深夜のジェスチャー通信:伝わらなかったサイン
夜が更け、そろそろ寝る支度をしていた頃、今日が妻と家具を選ぶ日だったことを思い出した。妻と過ごす時間を楽しみにしていたのに、もうこんな時間だ。焦る気持ちを抑えつつ、周りを見渡してみると、妻はイヤホンをつけて動画に集中している。そして僕は、ちょうど歯ブラシを手に取り、磨き始めたばかりだった。
「どうしよう…」と一瞬迷ったが、ここで動画を止めさせるのも気が引ける。そこで僕は閃いた。昨日の会話で盛り上がったあの家具メーカーのアルファベットを、ジェスチャーで伝えれば、きっと妻もすぐに気づくだろう。これなら邪魔せずに伝えられるし、ちょっとした遊び心もある。
よし、さっそく始めようと、僕はその場で手足を動かし、床に膝をついてジェスチャーを始めた。フローリングの硬さが膝に響くが、ここは我慢だ。まずは「R」から。腕をカーブさせ、何とかそれっぽい形を作る。次に「O」。両手を丸めて輪を作り、少し浮かれた気分で妻に見せる。妻は一瞬こちらを見て、また動画に戻ったが、反応はあったのでまずは安心だ。
そして難関の「W」。手足を使って苦労しながらも、「W」を表現する。どうにかそれらしく見せた後、残りの文字も続けてひととおり形にしてみせると、達成感に満たされながらドヤ顔で妻を見た。しかし、彼女の顔にはただ困惑の色が浮かんでいる。
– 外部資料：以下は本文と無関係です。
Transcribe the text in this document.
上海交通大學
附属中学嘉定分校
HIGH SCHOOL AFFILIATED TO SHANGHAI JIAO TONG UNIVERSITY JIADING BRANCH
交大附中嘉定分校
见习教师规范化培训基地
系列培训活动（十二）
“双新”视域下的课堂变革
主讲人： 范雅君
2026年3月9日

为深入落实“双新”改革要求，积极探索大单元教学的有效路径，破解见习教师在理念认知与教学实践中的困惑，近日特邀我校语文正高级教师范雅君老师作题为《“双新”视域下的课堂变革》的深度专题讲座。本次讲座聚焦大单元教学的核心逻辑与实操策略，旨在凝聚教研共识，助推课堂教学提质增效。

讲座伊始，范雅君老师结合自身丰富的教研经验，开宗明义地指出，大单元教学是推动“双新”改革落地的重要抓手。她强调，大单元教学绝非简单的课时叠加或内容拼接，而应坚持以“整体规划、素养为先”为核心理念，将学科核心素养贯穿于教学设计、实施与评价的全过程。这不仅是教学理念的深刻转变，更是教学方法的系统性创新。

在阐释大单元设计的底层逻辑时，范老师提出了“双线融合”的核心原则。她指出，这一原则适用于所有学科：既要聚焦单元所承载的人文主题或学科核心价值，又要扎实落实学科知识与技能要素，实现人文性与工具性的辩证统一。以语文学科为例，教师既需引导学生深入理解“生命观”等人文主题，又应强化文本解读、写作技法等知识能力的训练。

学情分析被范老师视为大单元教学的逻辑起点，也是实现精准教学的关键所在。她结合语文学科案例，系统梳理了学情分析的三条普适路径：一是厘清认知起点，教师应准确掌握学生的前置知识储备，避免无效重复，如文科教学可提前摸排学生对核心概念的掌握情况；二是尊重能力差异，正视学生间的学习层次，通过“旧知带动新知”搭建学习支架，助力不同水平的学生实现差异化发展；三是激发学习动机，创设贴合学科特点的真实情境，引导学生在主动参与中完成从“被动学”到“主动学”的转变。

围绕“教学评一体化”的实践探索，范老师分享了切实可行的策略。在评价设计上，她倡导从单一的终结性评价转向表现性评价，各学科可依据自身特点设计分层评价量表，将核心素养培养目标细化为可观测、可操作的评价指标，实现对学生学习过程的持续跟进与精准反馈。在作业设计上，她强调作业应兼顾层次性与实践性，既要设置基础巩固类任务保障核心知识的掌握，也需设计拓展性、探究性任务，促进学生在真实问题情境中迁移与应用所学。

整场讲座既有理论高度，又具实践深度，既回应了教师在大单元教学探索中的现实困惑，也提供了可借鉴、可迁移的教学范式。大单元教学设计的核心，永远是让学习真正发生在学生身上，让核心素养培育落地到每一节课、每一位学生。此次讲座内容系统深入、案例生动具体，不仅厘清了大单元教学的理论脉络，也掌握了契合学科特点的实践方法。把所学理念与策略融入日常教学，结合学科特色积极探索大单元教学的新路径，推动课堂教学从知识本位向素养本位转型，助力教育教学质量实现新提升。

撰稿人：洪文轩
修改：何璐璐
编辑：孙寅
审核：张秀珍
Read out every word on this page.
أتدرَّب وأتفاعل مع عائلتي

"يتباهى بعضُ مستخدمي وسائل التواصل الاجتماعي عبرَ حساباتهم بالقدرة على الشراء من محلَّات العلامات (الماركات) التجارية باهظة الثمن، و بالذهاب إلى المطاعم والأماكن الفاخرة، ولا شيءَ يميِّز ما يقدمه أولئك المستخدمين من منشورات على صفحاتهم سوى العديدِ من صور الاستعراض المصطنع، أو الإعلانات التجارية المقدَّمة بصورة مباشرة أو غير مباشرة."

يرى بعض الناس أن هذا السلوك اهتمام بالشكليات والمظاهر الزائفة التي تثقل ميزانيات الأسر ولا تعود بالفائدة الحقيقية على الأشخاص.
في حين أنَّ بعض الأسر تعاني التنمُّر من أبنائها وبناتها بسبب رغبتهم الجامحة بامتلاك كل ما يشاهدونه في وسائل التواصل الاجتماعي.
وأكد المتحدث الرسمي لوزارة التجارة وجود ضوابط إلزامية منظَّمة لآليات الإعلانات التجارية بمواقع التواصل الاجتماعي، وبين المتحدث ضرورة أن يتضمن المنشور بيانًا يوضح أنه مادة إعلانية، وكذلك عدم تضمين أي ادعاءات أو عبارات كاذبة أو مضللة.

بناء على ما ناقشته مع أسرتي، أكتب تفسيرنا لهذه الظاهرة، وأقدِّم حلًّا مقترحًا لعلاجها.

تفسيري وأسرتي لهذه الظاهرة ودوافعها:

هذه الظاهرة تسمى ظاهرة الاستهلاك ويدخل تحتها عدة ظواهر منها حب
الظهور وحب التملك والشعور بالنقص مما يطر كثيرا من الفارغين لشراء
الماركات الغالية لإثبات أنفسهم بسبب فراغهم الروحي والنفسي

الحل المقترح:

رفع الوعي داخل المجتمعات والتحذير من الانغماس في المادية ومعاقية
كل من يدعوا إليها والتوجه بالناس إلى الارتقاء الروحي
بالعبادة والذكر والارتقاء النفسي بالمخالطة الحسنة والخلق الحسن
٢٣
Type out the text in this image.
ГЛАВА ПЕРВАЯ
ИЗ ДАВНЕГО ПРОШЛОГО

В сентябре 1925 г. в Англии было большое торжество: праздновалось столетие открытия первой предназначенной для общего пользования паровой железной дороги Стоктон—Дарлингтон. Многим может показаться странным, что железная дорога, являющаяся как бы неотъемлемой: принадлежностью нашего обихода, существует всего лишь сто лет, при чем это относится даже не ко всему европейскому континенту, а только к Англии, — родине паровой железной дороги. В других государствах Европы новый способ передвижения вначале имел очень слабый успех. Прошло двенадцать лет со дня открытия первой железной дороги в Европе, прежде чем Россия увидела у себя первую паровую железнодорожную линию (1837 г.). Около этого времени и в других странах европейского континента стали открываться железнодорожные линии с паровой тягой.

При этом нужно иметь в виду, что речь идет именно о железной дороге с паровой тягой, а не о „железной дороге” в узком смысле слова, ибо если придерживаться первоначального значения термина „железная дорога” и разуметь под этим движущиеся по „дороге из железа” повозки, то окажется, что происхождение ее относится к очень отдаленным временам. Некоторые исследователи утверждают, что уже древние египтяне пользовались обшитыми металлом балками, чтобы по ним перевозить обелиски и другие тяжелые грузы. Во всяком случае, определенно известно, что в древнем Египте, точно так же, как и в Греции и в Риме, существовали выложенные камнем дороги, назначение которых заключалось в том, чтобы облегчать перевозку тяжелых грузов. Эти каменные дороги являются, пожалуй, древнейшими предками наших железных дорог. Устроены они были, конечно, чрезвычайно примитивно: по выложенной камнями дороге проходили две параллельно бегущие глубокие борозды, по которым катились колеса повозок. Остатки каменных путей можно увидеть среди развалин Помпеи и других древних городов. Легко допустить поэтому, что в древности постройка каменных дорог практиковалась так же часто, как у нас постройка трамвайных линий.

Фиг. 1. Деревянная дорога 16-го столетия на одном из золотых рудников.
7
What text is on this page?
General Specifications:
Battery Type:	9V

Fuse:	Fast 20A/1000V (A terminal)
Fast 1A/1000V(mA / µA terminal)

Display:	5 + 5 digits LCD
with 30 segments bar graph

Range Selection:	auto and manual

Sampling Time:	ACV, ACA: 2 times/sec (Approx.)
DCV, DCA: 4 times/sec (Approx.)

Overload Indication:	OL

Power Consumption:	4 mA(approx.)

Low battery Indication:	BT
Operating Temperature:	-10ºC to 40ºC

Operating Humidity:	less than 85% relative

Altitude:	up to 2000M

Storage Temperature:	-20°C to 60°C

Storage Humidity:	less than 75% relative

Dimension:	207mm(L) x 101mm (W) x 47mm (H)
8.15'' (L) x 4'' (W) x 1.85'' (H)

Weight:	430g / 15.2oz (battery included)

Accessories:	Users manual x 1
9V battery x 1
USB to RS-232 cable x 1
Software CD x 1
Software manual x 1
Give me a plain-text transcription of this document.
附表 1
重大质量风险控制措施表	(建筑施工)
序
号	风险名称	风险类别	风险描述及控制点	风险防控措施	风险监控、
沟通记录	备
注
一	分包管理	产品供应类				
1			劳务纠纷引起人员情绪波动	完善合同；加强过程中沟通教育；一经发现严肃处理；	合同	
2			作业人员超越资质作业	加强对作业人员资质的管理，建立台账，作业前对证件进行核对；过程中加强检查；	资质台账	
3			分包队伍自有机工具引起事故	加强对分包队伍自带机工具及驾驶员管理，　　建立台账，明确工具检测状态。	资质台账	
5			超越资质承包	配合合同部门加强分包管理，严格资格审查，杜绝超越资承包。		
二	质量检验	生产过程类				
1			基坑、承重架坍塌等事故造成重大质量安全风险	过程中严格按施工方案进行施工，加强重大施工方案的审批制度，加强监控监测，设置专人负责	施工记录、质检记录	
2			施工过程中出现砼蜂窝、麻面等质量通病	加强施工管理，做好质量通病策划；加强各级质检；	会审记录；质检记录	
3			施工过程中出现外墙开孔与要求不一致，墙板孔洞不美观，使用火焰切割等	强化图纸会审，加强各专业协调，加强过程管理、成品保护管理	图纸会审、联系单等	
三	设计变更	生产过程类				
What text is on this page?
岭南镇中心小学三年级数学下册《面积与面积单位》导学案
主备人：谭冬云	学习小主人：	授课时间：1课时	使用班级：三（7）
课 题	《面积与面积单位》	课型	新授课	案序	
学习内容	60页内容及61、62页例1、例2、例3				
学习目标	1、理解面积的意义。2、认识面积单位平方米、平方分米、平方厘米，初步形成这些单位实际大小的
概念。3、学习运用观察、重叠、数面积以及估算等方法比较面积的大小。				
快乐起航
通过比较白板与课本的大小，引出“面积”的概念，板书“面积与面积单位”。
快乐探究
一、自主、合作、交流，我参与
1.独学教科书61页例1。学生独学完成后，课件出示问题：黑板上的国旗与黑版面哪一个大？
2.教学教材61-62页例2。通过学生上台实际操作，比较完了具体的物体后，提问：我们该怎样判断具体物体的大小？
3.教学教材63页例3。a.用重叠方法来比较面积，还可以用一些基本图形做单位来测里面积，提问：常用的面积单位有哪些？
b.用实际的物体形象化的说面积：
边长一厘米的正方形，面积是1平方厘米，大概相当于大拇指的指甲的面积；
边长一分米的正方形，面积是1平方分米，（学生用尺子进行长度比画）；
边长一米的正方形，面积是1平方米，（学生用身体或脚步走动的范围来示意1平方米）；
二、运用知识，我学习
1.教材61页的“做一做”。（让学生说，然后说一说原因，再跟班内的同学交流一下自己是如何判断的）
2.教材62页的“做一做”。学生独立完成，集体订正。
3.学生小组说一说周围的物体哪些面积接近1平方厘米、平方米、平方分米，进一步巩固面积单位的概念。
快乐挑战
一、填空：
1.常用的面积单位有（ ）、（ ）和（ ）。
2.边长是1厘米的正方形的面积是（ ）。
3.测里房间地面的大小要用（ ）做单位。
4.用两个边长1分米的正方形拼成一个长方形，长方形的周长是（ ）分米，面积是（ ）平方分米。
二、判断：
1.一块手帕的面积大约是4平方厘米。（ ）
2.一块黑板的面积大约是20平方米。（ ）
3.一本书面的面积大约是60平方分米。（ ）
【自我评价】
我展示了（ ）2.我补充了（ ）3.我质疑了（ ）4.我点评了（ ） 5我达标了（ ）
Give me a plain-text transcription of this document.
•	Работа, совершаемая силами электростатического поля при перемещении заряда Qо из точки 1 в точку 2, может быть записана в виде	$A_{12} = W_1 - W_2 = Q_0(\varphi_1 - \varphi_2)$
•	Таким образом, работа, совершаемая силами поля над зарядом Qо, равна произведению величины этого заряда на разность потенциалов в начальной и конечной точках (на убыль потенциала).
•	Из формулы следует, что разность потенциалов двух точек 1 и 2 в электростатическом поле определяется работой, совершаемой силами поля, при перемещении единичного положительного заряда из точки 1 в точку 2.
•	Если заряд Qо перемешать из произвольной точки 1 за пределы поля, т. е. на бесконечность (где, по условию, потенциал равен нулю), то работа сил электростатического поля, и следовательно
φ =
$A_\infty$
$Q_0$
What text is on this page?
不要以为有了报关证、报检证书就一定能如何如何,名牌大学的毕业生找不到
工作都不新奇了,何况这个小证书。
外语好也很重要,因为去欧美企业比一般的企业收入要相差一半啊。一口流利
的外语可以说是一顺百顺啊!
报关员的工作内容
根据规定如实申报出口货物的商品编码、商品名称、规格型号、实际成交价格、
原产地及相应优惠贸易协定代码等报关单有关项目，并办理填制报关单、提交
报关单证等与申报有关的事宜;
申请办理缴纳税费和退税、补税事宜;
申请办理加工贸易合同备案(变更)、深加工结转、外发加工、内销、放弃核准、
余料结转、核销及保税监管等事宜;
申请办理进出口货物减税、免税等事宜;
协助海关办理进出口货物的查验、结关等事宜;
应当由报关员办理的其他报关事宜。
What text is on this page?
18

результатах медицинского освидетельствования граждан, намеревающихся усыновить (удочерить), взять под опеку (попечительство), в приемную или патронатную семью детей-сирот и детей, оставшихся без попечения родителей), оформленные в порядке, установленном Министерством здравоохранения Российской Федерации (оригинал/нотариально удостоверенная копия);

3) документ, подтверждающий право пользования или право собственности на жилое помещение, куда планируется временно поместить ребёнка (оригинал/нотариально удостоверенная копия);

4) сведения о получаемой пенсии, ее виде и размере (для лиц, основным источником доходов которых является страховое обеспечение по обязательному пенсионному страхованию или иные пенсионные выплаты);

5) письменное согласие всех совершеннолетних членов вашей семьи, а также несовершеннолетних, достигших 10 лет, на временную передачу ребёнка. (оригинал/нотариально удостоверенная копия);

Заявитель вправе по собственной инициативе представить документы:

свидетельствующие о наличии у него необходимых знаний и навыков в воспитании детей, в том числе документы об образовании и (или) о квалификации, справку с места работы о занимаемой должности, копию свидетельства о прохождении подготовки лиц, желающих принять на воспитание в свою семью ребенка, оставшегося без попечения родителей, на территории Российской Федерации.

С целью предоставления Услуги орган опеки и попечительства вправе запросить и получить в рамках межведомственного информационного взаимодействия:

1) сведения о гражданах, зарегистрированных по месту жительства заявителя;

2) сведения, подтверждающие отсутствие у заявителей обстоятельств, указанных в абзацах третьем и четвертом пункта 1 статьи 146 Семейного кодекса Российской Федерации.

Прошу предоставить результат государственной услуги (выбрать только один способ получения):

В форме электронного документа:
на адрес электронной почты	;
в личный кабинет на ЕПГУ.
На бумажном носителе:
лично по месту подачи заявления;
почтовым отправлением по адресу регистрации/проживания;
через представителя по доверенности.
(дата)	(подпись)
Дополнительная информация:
「伝わらなかったのか?」少し動揺しつつ、もう一度最初からジェスチャーを繰り返す。けれども、妻の表情はますます不思議そうになるばかりだ。何度か繰り返し、ついには息が上がり始めたころ、妻はイヤホンを外し、こちらをじっと見つめながら問いかけてきた。
「えっと…最初の文字、Lじゃなかったっけ?」
その瞬間、僕はすべてを悟った。膝の痛みと疲れた体、そしてジェスチャーにかけた情熱が一気に崩れ去るような気がした。
なんてこった、まさか最初から間違っていたとは。